2020-04-02

Medidas contra a epidemia

Em 1490, preparavam-se em Évora as festas nupciais do príncipe Afonso, filho de Dom João II, quando, na cidade, surgiu a epidemia que grassava pelo país. Garcia de Resende narra as medidas tomadas pelo rei:


De como el-rei despejou a cidade e mandou meter nela muito gado

Capítulo CXIX

E sendo já feitas muitas e grandes despesas para as ditas festas e as mais principais, por a muita gente que vinha de muitas partes e de Lisboa onde morriam, em Évora ouve rebates de peste.
De que el-rei foi muito triste porque se mais mal fosse, as festas se não poderiam fazer com aquela perfeição que ele tinha ordenado.
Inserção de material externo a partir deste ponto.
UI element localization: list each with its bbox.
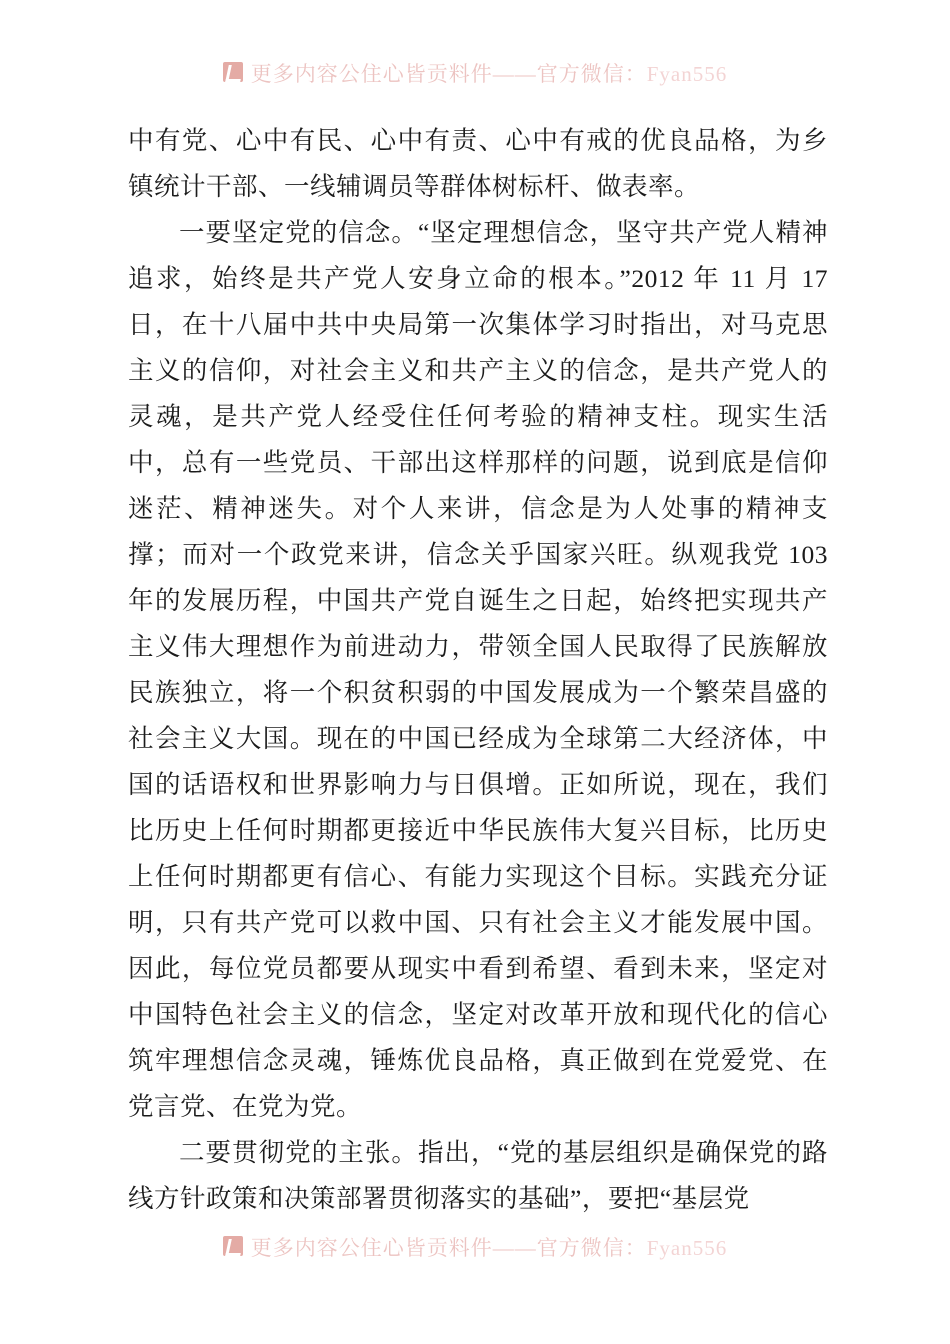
watermark-text-main-bottom: 更多内容公住心皆贡料件——官方微信：: [250, 1236, 647, 1260]
paragraph-1: 中有党、心中有民、心中有责、心中有戒的优良品格，为乡镇统计干部、一线辅调员等群体树标杆、做表率。: [128, 126, 828, 201]
paragraph-3: 二要贯彻党的主张。指出，“党的基层组织是确保党的路线方针政策和决策部署贯彻落实的基础”，要把“基层党: [128, 1138, 828, 1213]
watermark-text-top: [251, 58, 728, 88]
watermark-text-handle-top: Fyan556: [646, 62, 728, 86]
document-text-body: [128, 118, 828, 1222]
watermark-text-handle-bottom: Fyan556: [646, 1236, 728, 1260]
watermark-bottom: [0, 1232, 950, 1262]
red-flag-logo-icon: [223, 1236, 245, 1258]
watermark-top: [0, 58, 950, 88]
watermark-text-bottom: [251, 1232, 728, 1262]
paragraph-2: 一要坚定党的信念。“坚定理想信念，坚守共产党人精神追求，始终是共产党人安身立命的根本。”2012 年 11 月 17 日，在十八届中共中央局第一次集体学习时指出，对马克思主义的信仰，对社会主义和共产主义的信念，是共产党人的灵魂，是共产党人经受住任何考验的精神支柱。现实生活中，总有一些党员、干部出这样那样的问题，说到底是信仰迷茫、精神迷失。对个人来讲，信念是为人处事的精神支撑；而对一个政党来讲，信念关乎国家兴旺。纵观我党 103 年的发展历程，中国共产党自诞生之日起，始终把实现共产主义伟大理想作为前进动力，带领全国人民取得了民族解放民族独立，将一个积贫积弱的中国发展成为一个繁荣昌盛的社会主义大国。现在的中国已经成为全球第二大经济体，中国的话语权和世界影响力与日俱增。正如所说，现在，我们比历史上任何时期都更接近中华民族伟大复兴目标，比历史上任何时期都更有信心、有能力实现这个目标。实践充分证明，只有共产党可以救中国、只有社会主义才能发展中国。因此，每位党员都要从现实中看到希望、看到未来，坚定对中国特色社会主义的信念，坚定对改革开放和现代化的信心筑牢理想信念灵魂，锤炼优良品格，真正做到在党爱党、在党言党、在党为党。: [128, 218, 828, 1121]
red-flag-logo-icon: [223, 62, 245, 84]
watermark-text-main-top: 更多内容公住心皆贡料件——官方微信：: [250, 62, 647, 86]
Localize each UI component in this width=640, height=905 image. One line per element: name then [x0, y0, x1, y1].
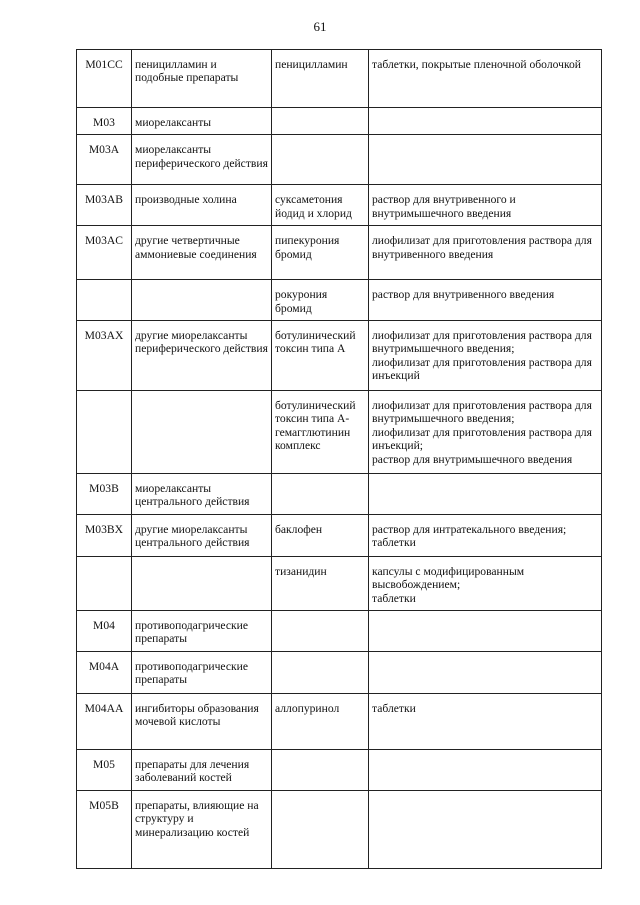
atc-code-cell: M03A: [77, 135, 132, 185]
dosage-form: лиофилизат для приготовления раствора для внутримышечного введения;: [372, 329, 592, 356]
dosage-form: таблетки, покрытые пленочной оболочкой: [372, 58, 581, 71]
table-row: [77, 474, 602, 515]
dosage-forms-cell: [369, 391, 602, 474]
table-row: [77, 391, 602, 474]
atc-code-cell: M04A: [77, 651, 132, 693]
drug-name-cell: пипекурония бромид: [272, 226, 369, 280]
dosage-forms-cell: [369, 185, 602, 226]
drug-name-cell: аллопуринол: [272, 693, 369, 749]
dosage-form: раствор для внутривенного введения: [372, 288, 555, 302]
dosage-forms-cell: [369, 693, 602, 749]
table-row: [77, 321, 602, 391]
dosage-forms-cell: [369, 556, 602, 610]
table-row: [77, 556, 602, 610]
drug-name-cell: [272, 749, 369, 790]
table-row: [77, 651, 602, 693]
dosage-forms-cell: [369, 749, 602, 790]
table-body: [77, 50, 602, 869]
drug-classification-table: [76, 49, 602, 869]
page-number: 61: [313, 19, 327, 34]
pharmacological-group-cell: другие миорелаксанты центрального действия: [132, 514, 272, 556]
pharmacological-group-cell: [132, 391, 272, 474]
dosage-form: лиофилизат для приготовления раствора для внутримышечного введения;: [372, 399, 592, 426]
drug-name-cell: [272, 790, 369, 868]
pharmacological-group-cell: другие миорелаксанты периферического действия: [132, 321, 272, 391]
drug-name-cell: [272, 135, 369, 185]
pharmacological-group-cell: миорелаксанты периферического действия: [132, 135, 272, 185]
table-row: [77, 280, 602, 321]
atc-code-cell: [77, 391, 132, 474]
table-row: [77, 108, 602, 135]
dosage-form: лиофилизат для приготовления раствора для инъекций: [372, 355, 592, 383]
dosage-form: раствор для интратекального введения;: [372, 522, 567, 536]
dosage-forms-cell: [369, 651, 602, 693]
atc-code-cell: [77, 556, 132, 610]
pharmacological-group-cell: ингибиторы образования мочевой кислоты: [132, 693, 272, 749]
pharmacological-group-cell: производные холина: [132, 185, 272, 226]
dosage-form: таблетки: [372, 591, 416, 605]
dosage-forms-cell: [369, 135, 602, 185]
dosage-forms-cell: [369, 474, 602, 515]
pharmacological-group-cell: миорелаксанты центрального действия: [132, 474, 272, 515]
drug-name-cell: баклофен: [272, 514, 369, 556]
dosage-forms-cell: [369, 514, 602, 556]
dosage-forms-cell: [369, 280, 602, 321]
dosage-forms-cell: [369, 50, 602, 108]
drug-name-cell: [272, 611, 369, 652]
drug-name-cell: [272, 474, 369, 515]
dosage-form: раствор для внутривенного и внутримышечного введения: [372, 193, 516, 220]
table-row: [77, 514, 602, 556]
table-row: [77, 226, 602, 280]
dosage-form: лиофилизат для приготовления раствора для внутривенного введения: [372, 234, 592, 261]
pharmacological-group-cell: противоподагрические препараты: [132, 611, 272, 652]
pharmacological-group-cell: пеницилламин и подобные препараты: [132, 50, 272, 108]
pharmacological-group-cell: миорелаксанты: [132, 108, 272, 135]
atc-code-cell: M04: [77, 611, 132, 652]
pharmacological-group-cell: препараты для лечения заболеваний костей: [132, 749, 272, 790]
dosage-forms-cell: [369, 226, 602, 280]
drug-name-cell: пеницилламин: [272, 50, 369, 108]
atc-code-cell: M03AX: [77, 321, 132, 391]
table-row: [77, 693, 602, 749]
drug-name-cell: тизанидин: [272, 556, 369, 610]
atc-code-cell: M05: [77, 749, 132, 790]
dosage-forms-cell: [369, 321, 602, 391]
atc-code-cell: M03AB: [77, 185, 132, 226]
dosage-forms-cell: [369, 611, 602, 652]
pharmacological-group-cell: [132, 280, 272, 321]
pharmacological-group-cell: другие четвертичные аммониевые соединения: [132, 226, 272, 280]
table-row: [77, 790, 602, 868]
drug-name-cell: [272, 108, 369, 135]
table-row: [77, 611, 602, 652]
dosage-form: таблетки: [372, 701, 416, 715]
atc-code-cell: M03B: [77, 474, 132, 515]
pharmacological-group-cell: противоподагрические препараты: [132, 651, 272, 693]
drug-name-cell: суксаметония йодид и хлорид: [272, 185, 369, 226]
dosage-form: таблетки: [372, 536, 416, 550]
atc-code-cell: [77, 280, 132, 321]
dosage-form: раствор для внутримышечного введения: [372, 452, 573, 466]
atc-code-cell: M03AC: [77, 226, 132, 280]
table-row: [77, 50, 602, 108]
drug-name-cell: [272, 651, 369, 693]
table-row: [77, 135, 602, 185]
atc-code-cell: M04AA: [77, 693, 132, 749]
pharmacological-group-cell: препараты, влияющие на структуру и минерализацию костей: [132, 790, 272, 868]
table-row: [77, 185, 602, 226]
dosage-forms-cell: [369, 790, 602, 868]
atc-code-cell: M05B: [77, 790, 132, 868]
drug-name-cell: рокурония бромид: [272, 280, 369, 321]
pharmacological-group-cell: [132, 556, 272, 610]
drug-name-cell: ботулинический токсин типа А: [272, 321, 369, 391]
dosage-forms-cell: [369, 108, 602, 135]
table-row: [77, 749, 602, 790]
atc-code-cell: M03BX: [77, 514, 132, 556]
dosage-form: капсулы с модифицированным высвобождением;: [372, 564, 525, 592]
atc-code-cell: M03: [77, 108, 132, 135]
dosage-form: лиофилизат для приготовления раствора для инъекций;: [372, 425, 592, 453]
atc-code-cell: M01CC: [77, 50, 132, 108]
drug-name-cell: ботулинический токсин типа А-гемагглютинин комплекс: [272, 391, 369, 474]
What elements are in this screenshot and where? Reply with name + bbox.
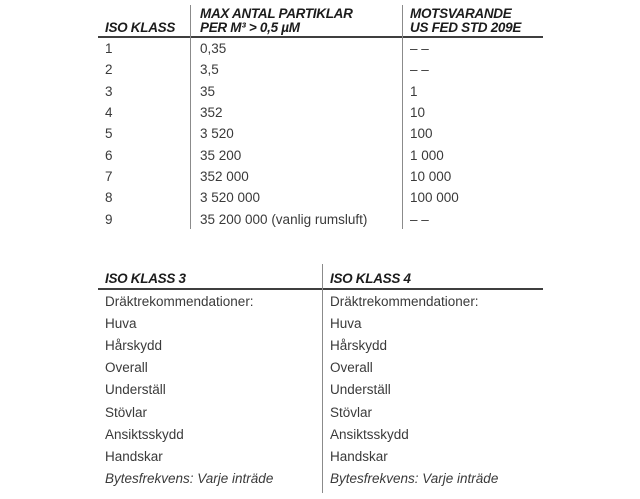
header-line: MOTSVARANDE — [410, 6, 512, 21]
table-row — [98, 208, 543, 229]
cell-max-particles: 35 — [200, 83, 216, 99]
cell-max-particles: 0,35 — [200, 41, 227, 57]
table-row — [98, 144, 543, 165]
table-row — [98, 187, 543, 208]
column-header-iso-klass — [98, 0, 190, 36]
cell-fed-std: – – — [410, 62, 429, 78]
cell-max-particles: 3 520 000 — [200, 190, 261, 206]
table-row — [98, 166, 543, 187]
cell-iso-klass-3: Overall — [105, 360, 148, 376]
cell-max-particles: 352 — [200, 105, 223, 121]
cell-iso-klass: 5 — [105, 126, 113, 142]
cell-fed-std: – – — [410, 41, 429, 57]
cell-iso-klass-4: Ansiktsskydd — [330, 426, 409, 442]
table-row — [98, 401, 543, 423]
header-line: US FED STD 209E — [410, 19, 522, 35]
cell-iso-klass-3: Hårskydd — [105, 337, 163, 353]
table-row — [98, 59, 543, 80]
cell-iso-klass-3: Handskar — [105, 448, 163, 464]
table-row — [98, 102, 543, 123]
cell-max-particles: 3,5 — [200, 62, 219, 78]
column-header-iso-klass-4 — [322, 264, 543, 288]
cell-iso-klass-3: Huva — [105, 315, 137, 331]
header-line: MAX ANTAL PARTIKLAR — [200, 6, 353, 21]
header-line: ISO KLASS 3 — [105, 270, 186, 286]
cell-fed-std: 10 — [410, 105, 426, 121]
header-line: ISO KLASS 4 — [330, 270, 411, 286]
table-row — [98, 379, 543, 401]
cell-iso-klass: 7 — [105, 168, 113, 184]
cell-iso-klass: 2 — [105, 62, 113, 78]
header-line: PER M³ > 0,5 µM — [200, 19, 300, 35]
iso-class-table — [98, 0, 543, 231]
cell-iso-klass: 9 — [105, 211, 113, 227]
cell-iso-klass: 4 — [105, 105, 113, 121]
table-row — [98, 468, 543, 490]
cell-iso-klass-3: Ansiktsskydd — [105, 426, 184, 442]
cell-iso-klass: 8 — [105, 190, 113, 206]
cell-iso-klass: 6 — [105, 147, 113, 163]
table-row — [98, 334, 543, 356]
garment-table-body — [98, 290, 543, 490]
column-header-motsvarande-us-fed-std — [402, 0, 543, 36]
column-header-max-antal-partiklar — [190, 0, 402, 36]
cell-iso-klass-3: Stövlar — [105, 404, 148, 420]
cell-iso-klass-4: Huva — [330, 315, 362, 331]
column-header-iso-klass-3 — [98, 264, 322, 288]
cell-iso-klass-4: Hårskydd — [330, 337, 388, 353]
cell-fed-std: 100 — [410, 126, 433, 142]
cell-iso-klass: 3 — [105, 83, 113, 99]
header-line: ISO KLASS — [105, 19, 176, 35]
table-row — [98, 81, 543, 102]
cell-iso-klass-3: Underställ — [105, 382, 166, 398]
table-row — [98, 38, 543, 59]
garment-recommendation-table — [98, 264, 543, 499]
cell-fed-std: 100 000 — [410, 190, 459, 206]
cell-fed-std: 10 000 — [410, 168, 452, 184]
cell-iso-klass-4: Dräktrekommendationer: — [330, 293, 479, 309]
iso-class-table-body — [98, 38, 543, 230]
cell-fed-std: – – — [410, 211, 429, 227]
table-row — [98, 290, 543, 312]
cell-iso-klass-4: Stövlar — [330, 404, 373, 420]
iso-class-table-header — [98, 0, 543, 36]
garment-table-header — [98, 264, 543, 288]
table-row — [98, 312, 543, 334]
table-row — [98, 357, 543, 379]
cell-max-particles: 352 000 — [200, 168, 249, 184]
cell-iso-klass-3: Bytesfrekvens: Varje inträde — [105, 471, 274, 487]
cell-iso-klass-4: Handskar — [330, 448, 388, 464]
cell-max-particles: 35 200 000 (vanlig rumsluft) — [200, 211, 368, 227]
table-row — [98, 445, 543, 467]
cell-iso-klass-3: Dräktrekommendationer: — [105, 293, 254, 309]
cell-iso-klass-4: Overall — [330, 360, 373, 376]
table-row — [98, 423, 543, 445]
table-row — [98, 123, 543, 144]
cell-fed-std: 1 — [410, 83, 418, 99]
cell-max-particles: 35 200 — [200, 147, 242, 163]
cell-iso-klass: 1 — [105, 41, 113, 57]
cell-fed-std: 1 000 — [410, 147, 444, 163]
cell-iso-klass-4: Bytesfrekvens: Varje inträde — [330, 471, 499, 487]
cell-iso-klass-4: Underställ — [330, 382, 391, 398]
cell-max-particles: 3 520 — [200, 126, 234, 142]
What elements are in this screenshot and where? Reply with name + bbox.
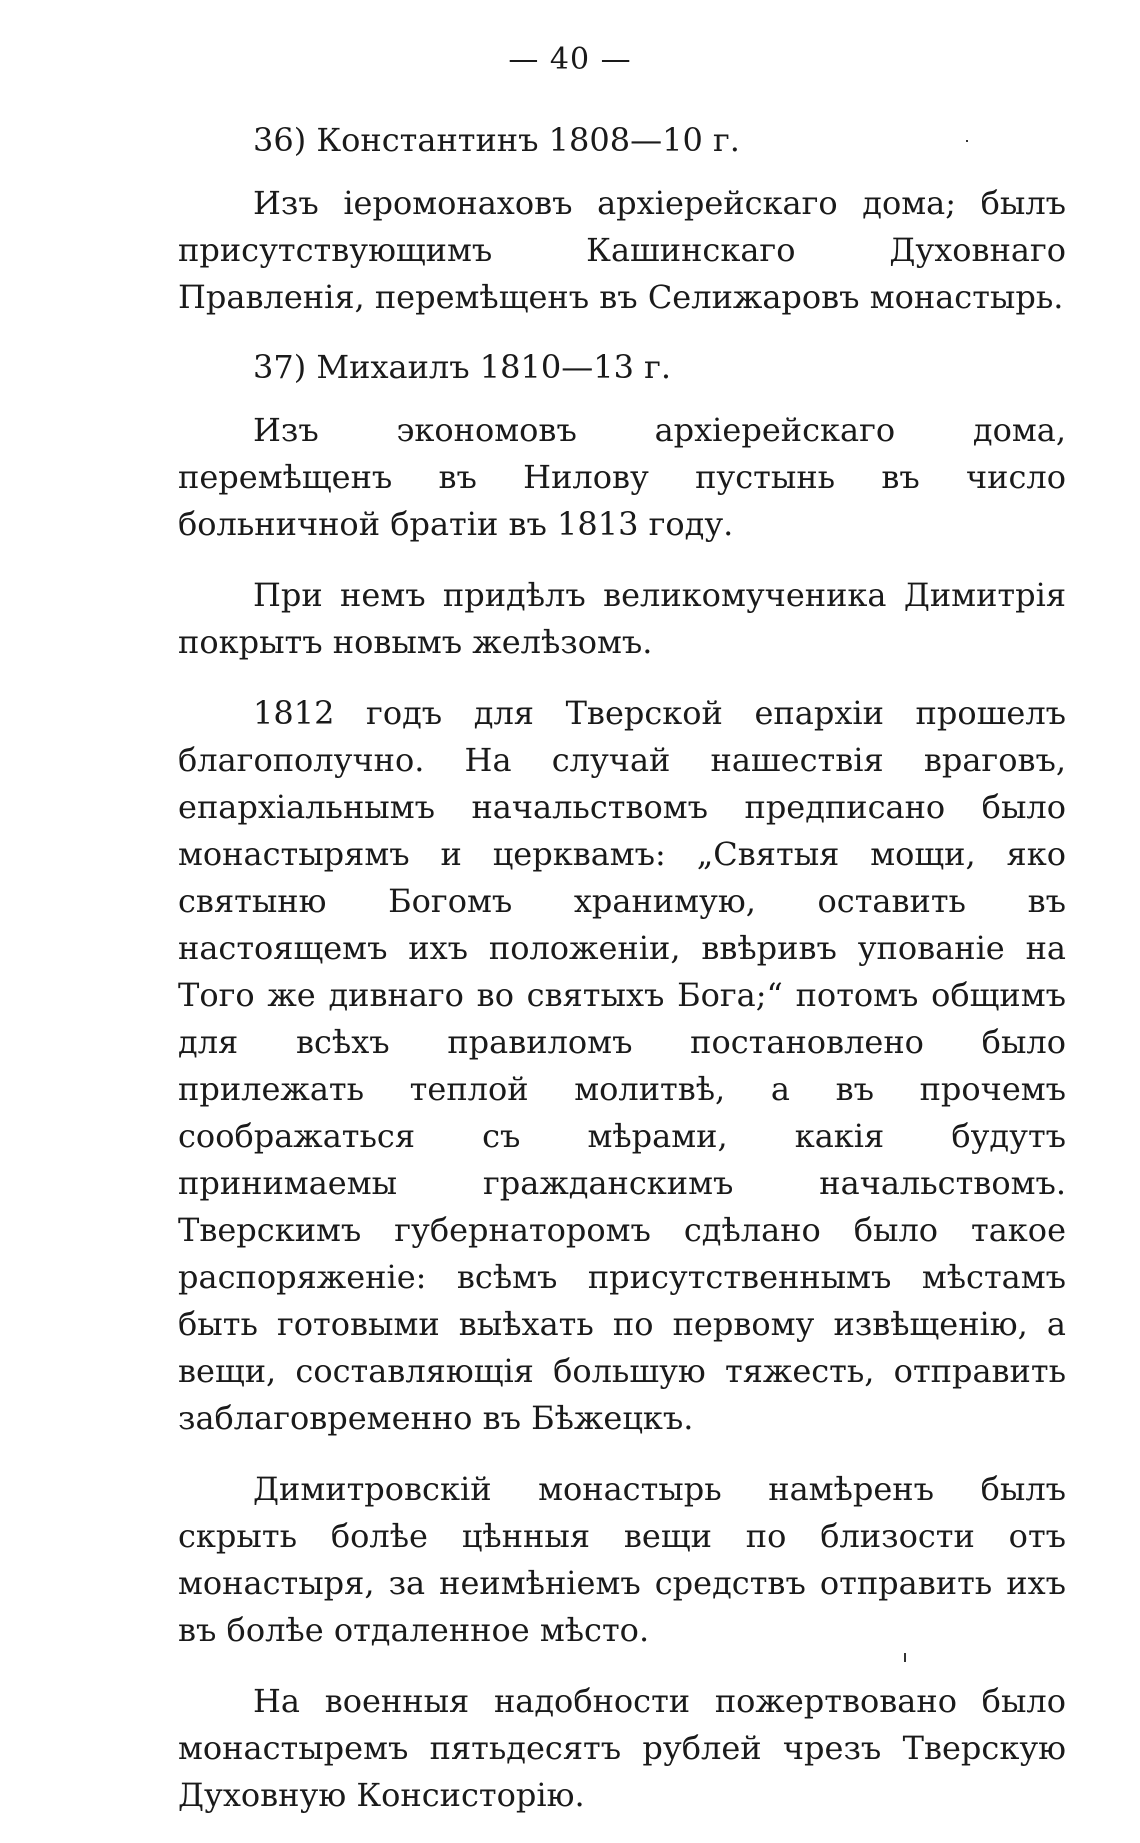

E por ver se poderia atalhar isto com que a todos tanto pesava, acordou com conselho dos físicos, que antes do antrelunho de Setembro, em que os ares corruptos tinham mais força, toda a gente da cidade e da corte se saísse dela, como logo saiu por espaço de quinze dias. Nos quais el-rei andou fora pelas Alcáçovas e Viana, e esteve na quintã da Oliveira, onde a primeira vez justou, e a gente toda por quintas, herdades, e hortas, e em tendas no campo.
 E a cidade foi cheia de infindo gado vacum sem conto, que de toda a comarca veio e por mandado d' el-rei aí foi trazido, e nela dormia de noite e o metiam ao sol-posto, e já bem de dia o levavam seus donos a comer fora. E porque todas as fazendas dos cortesãos e moradores ficavam dentro na cidade em suas casas e pousadas sem levarem mais que camas e mesas, houve aí grandes guardas, homens de fiança e recado na cidade repartidos pelas ruas, e assim fora dos muros, para que ninguém pudesse entrar nem sair, muitos cavaleiros da guarda que a roldava com que tudo esteve tão seguro, que se não achou menos cousa alguma de quanto na cidade ficou, nem somente fechadura de porta com que se bulisse.
E acabados os quinze dias o gado todo se levou e a cidade foi toda muito limpa e todas as ruas e casas defumadas e caiadas antes d' el-rei entrar nela. E assim no antrelunho de Outubro depois da gente estar dentro, el-rei mandou que todo os escravos e negros que na cidade havia, se saíssem fora por dez dias sob pena de se perderem e assim se fez. E por estas grandes diligências, e principalmente pela piedade de Deus a quem se fizeram juntamente com isso muitas devações e esmolas, a cidade ficou de todo sã, de que el-rei e todos foram muito alegres por se poder fazer nela o que estava ordenado.



Garcia de Resende,  Vida e feitos d' el-rey dom João Segundo
Texto da edição crítica preparada por Evelina Verdelho
Centro de estudos de Linguística Geral e Aplicada (CELGA) Faculdade de Letras Universidade de Coimbra 2007, in

(consultado em 02.04.2020), adaptado,  ortografia atualizada.